Weathering the Brexit storm

The effective use of technology could facilitate regulatory compliance for pharmaceutical companies

The Brexit referendum of June 2016 seems a long time ago now, but Britain is yet to fully understand the consequences of what our exit from the European Union will mean and the ramifications it will have on our businesses and manufacturing sectors. The pharma industry is one such sector that is destined to be affected greatly. Just last summer, the European Medicines Agency (EMA) and the European Commission jointly published regulatory guidance that said drugs made in Britain will be treated as imports by the EU in the event of a “hard” Brexit and that the life sciences sector will face a series of new regulatory obligations as a result.

The paper is a stark reminder of the potential disruption that UK-based companies could face if Britain and the EU struggle to reach agreements on the regulation of various areas in the economy. However, in reality, many issues are still up in the air after only a few rounds of negotiation talks. This issue has rightly thrust the regulation of the pharmaceutical sector in the UK into the spotlight as a key point to be negotiated in the run-up to Brexit. But with so many “known unknowns,” what can companies operating in the industry do to prepare? And does technology now have an even more important role to play in weathering the Brexit storm?

Industry impact

Pharmaceuticals are a hugely important industry for the UK, creating thousands of jobs and generating more than 10% of the country’s gross domestic product. The industry is increasingly voicing its worries about the post-Brexit future. The Chief Executive of GlaxoSmithKline, Britain’s largest drug manufacturer, counselled that the industry needed time to adjust to the coming disruption. And, in response to the EMA paper, the Association of the British Pharmaceutical Industry (ABPI) warned of a “crisis” scenario of drastically reduced access to European markets and hundreds of millions of pounds of restructuring costs unless a swift regulatory deal can be struck with Brussels.
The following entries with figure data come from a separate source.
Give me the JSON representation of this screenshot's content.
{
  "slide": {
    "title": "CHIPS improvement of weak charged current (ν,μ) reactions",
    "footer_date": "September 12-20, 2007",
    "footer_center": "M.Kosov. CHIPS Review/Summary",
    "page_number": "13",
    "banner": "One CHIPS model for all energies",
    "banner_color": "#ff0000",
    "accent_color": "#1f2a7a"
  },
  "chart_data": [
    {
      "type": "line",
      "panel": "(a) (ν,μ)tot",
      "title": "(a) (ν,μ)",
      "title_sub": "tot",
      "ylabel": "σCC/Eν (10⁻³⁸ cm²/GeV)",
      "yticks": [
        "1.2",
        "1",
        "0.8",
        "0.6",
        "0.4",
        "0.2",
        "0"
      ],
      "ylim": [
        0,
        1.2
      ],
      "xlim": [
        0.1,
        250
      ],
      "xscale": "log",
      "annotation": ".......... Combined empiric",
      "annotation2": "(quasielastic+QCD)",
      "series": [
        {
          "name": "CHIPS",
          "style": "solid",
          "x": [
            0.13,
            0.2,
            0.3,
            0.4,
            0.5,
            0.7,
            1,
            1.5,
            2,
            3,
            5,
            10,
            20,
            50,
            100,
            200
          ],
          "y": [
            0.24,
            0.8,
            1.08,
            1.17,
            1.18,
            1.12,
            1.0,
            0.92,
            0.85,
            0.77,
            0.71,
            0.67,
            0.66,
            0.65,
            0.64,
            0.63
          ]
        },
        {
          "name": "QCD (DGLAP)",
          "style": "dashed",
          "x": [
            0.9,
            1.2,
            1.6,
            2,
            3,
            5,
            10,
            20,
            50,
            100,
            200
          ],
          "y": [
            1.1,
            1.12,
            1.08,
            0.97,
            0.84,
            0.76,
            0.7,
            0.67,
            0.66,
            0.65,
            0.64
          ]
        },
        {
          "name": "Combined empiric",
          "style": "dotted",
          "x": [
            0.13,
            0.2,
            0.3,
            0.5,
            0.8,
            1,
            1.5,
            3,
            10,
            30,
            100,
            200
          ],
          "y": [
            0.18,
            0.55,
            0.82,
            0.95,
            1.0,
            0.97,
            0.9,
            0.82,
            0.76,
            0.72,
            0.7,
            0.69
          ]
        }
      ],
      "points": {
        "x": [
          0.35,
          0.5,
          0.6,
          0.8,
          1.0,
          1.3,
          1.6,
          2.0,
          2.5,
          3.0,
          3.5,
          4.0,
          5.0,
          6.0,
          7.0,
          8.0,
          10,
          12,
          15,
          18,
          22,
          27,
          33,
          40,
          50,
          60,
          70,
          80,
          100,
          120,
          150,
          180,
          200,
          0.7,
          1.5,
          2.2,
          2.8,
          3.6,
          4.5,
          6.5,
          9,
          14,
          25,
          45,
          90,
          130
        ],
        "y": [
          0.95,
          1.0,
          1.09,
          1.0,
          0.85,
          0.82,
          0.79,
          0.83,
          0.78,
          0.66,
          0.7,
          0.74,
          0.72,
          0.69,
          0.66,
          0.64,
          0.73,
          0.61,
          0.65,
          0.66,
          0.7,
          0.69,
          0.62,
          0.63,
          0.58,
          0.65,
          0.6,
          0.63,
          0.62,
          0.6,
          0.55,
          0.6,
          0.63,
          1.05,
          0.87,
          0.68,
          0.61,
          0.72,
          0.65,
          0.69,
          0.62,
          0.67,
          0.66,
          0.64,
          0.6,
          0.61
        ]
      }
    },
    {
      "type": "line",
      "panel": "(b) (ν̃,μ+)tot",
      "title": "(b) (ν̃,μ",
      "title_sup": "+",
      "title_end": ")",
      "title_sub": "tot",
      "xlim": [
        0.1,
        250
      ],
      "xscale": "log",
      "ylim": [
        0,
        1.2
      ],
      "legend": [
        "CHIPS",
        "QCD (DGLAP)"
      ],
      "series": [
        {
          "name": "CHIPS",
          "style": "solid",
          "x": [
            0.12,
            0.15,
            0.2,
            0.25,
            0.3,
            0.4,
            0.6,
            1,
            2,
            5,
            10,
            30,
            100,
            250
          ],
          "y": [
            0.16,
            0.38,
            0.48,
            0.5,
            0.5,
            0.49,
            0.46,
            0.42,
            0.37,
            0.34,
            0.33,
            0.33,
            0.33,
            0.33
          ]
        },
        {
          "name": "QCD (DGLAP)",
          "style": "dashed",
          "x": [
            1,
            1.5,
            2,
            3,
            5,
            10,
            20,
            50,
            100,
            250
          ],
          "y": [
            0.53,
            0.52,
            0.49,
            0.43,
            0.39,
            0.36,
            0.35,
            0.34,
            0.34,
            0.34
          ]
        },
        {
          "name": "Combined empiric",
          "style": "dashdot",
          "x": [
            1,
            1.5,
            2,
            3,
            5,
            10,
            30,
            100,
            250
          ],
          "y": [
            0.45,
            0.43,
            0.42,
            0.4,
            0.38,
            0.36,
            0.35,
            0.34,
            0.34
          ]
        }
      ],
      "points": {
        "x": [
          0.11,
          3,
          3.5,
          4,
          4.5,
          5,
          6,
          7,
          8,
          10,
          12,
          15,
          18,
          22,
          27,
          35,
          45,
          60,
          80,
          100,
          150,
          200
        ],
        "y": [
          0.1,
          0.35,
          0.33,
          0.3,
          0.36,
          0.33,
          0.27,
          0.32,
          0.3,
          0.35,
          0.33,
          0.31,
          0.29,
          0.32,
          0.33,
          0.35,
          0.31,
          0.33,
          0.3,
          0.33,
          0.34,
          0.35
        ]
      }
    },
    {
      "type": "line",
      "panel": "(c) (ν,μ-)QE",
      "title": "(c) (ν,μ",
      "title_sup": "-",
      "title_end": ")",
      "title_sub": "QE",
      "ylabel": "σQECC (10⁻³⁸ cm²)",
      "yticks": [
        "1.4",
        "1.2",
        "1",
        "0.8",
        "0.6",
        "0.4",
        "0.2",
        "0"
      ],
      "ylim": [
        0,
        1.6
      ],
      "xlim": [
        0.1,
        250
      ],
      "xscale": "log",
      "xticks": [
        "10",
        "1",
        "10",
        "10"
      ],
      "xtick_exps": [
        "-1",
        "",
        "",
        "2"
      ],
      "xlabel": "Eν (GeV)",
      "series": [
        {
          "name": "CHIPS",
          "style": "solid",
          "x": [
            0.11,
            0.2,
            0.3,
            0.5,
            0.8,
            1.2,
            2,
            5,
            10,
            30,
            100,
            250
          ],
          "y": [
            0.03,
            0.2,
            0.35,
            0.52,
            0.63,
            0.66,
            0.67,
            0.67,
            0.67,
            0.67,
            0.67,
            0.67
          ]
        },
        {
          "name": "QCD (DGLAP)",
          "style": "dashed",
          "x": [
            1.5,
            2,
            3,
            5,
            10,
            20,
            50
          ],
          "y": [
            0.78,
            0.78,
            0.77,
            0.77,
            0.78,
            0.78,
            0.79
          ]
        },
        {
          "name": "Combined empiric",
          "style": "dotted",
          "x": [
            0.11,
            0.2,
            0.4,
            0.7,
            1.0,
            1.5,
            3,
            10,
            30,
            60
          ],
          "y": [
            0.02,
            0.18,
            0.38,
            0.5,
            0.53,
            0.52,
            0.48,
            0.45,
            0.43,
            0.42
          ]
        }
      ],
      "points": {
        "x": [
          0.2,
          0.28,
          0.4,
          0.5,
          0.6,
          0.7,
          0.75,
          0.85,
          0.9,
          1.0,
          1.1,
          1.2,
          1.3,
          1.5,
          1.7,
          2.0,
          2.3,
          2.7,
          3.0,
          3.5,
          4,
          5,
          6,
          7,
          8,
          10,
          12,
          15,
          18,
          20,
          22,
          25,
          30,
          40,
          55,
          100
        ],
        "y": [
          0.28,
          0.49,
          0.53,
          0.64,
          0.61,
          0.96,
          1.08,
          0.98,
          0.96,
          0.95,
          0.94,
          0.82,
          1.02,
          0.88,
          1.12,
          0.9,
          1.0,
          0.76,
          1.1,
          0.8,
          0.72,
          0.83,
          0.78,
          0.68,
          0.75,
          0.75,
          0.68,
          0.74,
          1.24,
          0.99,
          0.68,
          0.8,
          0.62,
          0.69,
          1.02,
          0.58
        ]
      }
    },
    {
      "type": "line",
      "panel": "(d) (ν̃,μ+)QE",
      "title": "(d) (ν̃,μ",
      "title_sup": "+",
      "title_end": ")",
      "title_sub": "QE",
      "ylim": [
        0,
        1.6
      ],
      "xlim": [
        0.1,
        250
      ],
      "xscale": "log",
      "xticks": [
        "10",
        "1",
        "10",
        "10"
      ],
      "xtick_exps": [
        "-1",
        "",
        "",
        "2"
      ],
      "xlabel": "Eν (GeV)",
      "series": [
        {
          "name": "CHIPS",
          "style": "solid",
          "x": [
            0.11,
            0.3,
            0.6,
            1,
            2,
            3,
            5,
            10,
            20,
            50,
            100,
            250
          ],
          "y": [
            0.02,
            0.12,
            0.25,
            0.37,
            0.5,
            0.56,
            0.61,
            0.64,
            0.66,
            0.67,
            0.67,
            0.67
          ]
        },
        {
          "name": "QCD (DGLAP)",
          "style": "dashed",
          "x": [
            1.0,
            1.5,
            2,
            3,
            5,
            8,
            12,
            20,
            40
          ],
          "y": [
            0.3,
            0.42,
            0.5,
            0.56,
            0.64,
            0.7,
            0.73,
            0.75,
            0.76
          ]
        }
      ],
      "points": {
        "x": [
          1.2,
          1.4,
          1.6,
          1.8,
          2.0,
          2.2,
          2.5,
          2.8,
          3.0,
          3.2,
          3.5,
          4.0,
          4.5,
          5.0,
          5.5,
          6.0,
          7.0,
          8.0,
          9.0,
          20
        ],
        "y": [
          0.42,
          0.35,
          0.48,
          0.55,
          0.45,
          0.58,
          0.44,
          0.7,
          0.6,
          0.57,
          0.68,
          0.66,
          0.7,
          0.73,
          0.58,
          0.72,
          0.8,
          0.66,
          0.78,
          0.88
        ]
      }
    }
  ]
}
With the EMA regulating medicines for the entire EU market — which accounts for a quarter of all global pharmaceutical sales — the sheer size of the potential impact of the UK’s withdrawal is undoubtedly worrying for the sector’s businesses. The process is likely to affect every stage of drug development and commercialisation, from the earliest stages of research to pricing and distribution throughout the world.

Nevertheless, the good news is that the industry already has experience of dealing with fast-changing operating environments. Like many other sectors, the pharmaceutical industry today is changing because of increased competition and demands for efficiency, alongside the development of a myriad of international regulations and supply chain complexity.

Weathering the storm

The companies that learn to adapt to new regulations are best placed to take advantage of new market opportunities and drive business growth. So, what steps should the sector be taking now to prepare for upcoming regulatory changes? With so many unknowns, one thing is for sure — pharma companies must continue to ensure that they remain compliant with the regulations that control the market every step of the way, whether they are EU directives or the ensuing UK rulings post-Brexit. Failure to build-in compliance to every part of a company’s processes can have a significant impact on a business. For example, if product retesting needs to be done, it can lead to manufacturing downtime, increased manufacturing costs, product quarantines, increased waste and product shortages. That’s why ensuring compliance — whatever that may look like in the future — must remain a priority.

During the global financial crisis, those businesses that were able to best weather the storm brought about by international economic uncertainty were those that had the right processes and procedures in place to respond quickly to the changing nature of the markets. The issue of post-Brexit uncertainty is no different.

Technology investments

In this context, technologies such as enterprise resource planning (ERP) software can add real value to pharmaceutical companies by providing a holistic view of a company’s operations and access to real-time data that ensures decisions can be made to overcome the potential challenges that lie ahead. Software can automate processes and reports to make compliance much easier and businesses more efficient and better able to adapt to change. For example, post-Brexit UK businesses will have the opportunity to open up trade with new countries around the world. To conduct business globally, enterprise business software enables compliance with local laws, satisfies international security measures and meets the many different local and regional documentation requirements. It can also provide manufacturers with greater traceability in their business processes. ERP offers technology that will verify and track each component in the production process and assist in any needed recall actions necessary to remain compliant in all territories.

Updating legacy systems and replacing multiple disparate solutions with one end-to-end system provides an opportunity to create a robust framework to support the various demands of local certification and audit requirements. This can include comprehensive change logs with time and date stamp capability, business process management that can deliver approval criteria for key processes as well as support for electronic signatures and Electronic Batch Records to meet the requirements of 21 CFR Part 11.

Despite the uncertainty surrounding Brexit, international business will, of course, still carry on and UK pharmaceutical businesses will be looking for growth opportunities. Agile and responsive ERP technology can help pharmaceutical businesses to weather turbulent times and be equipped to grow their businesses ... whatever regulations are placed in their way.